Waves in the Earth’s core. III. A perturbative approach to quasi-free-decay modes

Abstract

We consider the canonical problem of magnetic field decay in an electrically conducting fluid ball. The problem is closely allied to the problem of the decay modes of a rigid ball, and the spatial form of the eigenmodes survives largely intact. The decaying but oscillatory behaviour of the new fluid eigenmodes first discovered by Schmitt a decade ago (and named quasi-free-decay (QFD) modes) is deduced by application of perturbation methods to the case of rapid rotation and a static applied background magnetic field that is uniform and axial. Some, but not all, of the rigid-case poloidal eigenmodes share decay rates with other toroidal modes, necessitating the use of both degenerate and non-degenerate perturbation theory within this paper.

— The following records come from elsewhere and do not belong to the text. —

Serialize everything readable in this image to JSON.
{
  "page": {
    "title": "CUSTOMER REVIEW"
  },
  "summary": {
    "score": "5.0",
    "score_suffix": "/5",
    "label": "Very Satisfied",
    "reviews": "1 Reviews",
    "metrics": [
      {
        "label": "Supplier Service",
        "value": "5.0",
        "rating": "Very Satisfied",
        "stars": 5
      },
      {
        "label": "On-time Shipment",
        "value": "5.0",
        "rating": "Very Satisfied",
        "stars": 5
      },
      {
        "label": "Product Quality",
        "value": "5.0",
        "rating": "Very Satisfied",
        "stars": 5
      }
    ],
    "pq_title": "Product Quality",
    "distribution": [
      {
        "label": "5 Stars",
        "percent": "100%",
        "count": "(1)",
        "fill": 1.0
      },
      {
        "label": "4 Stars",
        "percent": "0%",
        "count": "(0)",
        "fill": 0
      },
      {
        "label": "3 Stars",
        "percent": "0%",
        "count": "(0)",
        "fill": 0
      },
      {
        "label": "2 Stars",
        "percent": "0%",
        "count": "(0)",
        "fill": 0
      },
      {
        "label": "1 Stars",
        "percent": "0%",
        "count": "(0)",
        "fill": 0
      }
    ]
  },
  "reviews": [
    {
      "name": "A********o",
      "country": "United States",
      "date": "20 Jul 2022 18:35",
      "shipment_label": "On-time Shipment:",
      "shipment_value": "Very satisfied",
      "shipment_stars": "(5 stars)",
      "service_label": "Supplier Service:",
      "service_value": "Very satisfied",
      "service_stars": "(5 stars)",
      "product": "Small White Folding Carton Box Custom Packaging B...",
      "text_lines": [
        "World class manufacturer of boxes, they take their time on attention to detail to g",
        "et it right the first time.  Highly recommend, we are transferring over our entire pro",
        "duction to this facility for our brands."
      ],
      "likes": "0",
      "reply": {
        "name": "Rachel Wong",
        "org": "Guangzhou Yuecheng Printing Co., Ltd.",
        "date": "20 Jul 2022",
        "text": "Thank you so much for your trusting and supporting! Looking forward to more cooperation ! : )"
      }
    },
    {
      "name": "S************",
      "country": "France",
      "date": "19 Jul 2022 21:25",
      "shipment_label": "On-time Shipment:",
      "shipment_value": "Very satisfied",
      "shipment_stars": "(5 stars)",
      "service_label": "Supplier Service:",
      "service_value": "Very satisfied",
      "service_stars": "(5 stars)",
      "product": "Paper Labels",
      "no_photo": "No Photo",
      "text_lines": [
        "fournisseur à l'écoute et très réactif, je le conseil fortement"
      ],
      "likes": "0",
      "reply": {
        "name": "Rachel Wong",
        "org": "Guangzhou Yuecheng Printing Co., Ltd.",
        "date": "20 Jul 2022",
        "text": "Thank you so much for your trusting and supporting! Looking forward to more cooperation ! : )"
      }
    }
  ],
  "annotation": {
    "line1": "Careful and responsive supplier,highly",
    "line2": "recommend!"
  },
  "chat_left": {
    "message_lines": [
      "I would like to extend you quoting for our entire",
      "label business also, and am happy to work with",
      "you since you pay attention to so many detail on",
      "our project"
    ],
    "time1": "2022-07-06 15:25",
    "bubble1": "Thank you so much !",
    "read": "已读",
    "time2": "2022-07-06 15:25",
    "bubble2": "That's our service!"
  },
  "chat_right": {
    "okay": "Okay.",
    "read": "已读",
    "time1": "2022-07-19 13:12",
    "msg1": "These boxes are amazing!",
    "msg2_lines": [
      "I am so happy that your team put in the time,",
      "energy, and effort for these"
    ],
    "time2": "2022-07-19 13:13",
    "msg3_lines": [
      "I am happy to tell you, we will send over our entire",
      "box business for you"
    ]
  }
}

The perturbation theory is developed in terms of the Elsasser number Λ (measuring the competition between Coriolis and Lorentz forces), and the analytic results are in striking accord with numerical calculations even when Λ is of O ( 1 ) . We find linear scaling of the QFD eigenfrequency with Λ and small changes in the decay rate that scale with Λ 2 . Although the modes are overdamped (quality factor Q < 1 ), they are not strongly overdamped when the applied field is strong Λ ∼ 1 .